The Seller reserves the right to charge interest (both before and after judgment) on any overdue balances at a rate of 15% per annum above Barclays bank base rate prevailing at that time until payment in full is made.
No disputes arising under the contract or delays shall interfere with prompt payment by the Purchaser. The Purchaser may not set up against the Seller any breach of warranty or condition (express or implied) in diminution or extinction of the price and Section 53(1) (a) of the Sale of Goods Act 1979 is hereby excluded.

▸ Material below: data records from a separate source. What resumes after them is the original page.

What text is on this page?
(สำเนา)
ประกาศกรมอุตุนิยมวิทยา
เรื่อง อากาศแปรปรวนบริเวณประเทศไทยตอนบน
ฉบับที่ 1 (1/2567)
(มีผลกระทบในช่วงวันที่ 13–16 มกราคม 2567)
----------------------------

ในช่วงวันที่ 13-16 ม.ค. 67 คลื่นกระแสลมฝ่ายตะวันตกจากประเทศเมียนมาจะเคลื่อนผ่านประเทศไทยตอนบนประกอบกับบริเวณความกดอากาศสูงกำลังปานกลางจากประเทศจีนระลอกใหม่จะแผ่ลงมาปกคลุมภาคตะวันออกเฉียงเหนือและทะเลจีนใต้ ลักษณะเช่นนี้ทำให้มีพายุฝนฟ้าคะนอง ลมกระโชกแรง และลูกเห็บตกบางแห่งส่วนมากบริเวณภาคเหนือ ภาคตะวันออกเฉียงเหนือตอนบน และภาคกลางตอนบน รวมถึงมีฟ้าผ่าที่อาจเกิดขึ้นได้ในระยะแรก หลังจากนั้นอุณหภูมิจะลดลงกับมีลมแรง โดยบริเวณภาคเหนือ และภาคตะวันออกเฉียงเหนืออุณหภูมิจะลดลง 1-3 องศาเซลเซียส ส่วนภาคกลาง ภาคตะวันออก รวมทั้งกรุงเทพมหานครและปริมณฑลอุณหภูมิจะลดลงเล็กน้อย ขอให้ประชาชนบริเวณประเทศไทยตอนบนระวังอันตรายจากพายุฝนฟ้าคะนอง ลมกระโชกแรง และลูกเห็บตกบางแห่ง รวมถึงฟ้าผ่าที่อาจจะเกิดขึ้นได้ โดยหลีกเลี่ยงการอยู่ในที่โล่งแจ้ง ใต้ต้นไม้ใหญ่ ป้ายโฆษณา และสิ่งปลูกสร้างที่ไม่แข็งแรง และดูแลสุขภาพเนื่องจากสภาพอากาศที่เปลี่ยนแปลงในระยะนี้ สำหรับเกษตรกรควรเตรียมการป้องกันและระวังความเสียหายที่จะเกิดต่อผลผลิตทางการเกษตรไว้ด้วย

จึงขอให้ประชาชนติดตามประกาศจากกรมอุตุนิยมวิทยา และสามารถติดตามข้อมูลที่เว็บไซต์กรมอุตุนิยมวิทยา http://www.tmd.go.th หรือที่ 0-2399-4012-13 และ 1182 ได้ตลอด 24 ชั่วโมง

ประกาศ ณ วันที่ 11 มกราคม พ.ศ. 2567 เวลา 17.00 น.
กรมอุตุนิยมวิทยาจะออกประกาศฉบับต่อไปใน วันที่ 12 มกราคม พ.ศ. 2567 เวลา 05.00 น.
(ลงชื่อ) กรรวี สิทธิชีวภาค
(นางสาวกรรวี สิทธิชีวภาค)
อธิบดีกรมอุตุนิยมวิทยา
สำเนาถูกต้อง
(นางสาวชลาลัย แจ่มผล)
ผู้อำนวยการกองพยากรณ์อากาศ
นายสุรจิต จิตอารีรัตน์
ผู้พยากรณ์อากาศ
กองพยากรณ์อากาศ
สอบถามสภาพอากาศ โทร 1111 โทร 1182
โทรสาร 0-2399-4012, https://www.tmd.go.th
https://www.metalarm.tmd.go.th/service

If the Purchaser fails to make any payment on the due date then without prejudice to any other right or remedy available to the Seller the Seller shall be entitled to:
cancel the contract or suspend any further deliveries to the Purchaser ;
appropriate any payment made by the Purchaser for such of the goods (or the goods supplied under any other contract between the Purchaser and the Seller) as the Seller may think fit (notwithstanding any purported appropriation by the Purchaser); and
charge interest (both before and after any judgment) on the amount and paid at the rate of 15% per annum above Barclays bank base rate from time to time until payment in full is made and part of the month being treated as a full month for the purpose of calculating interest.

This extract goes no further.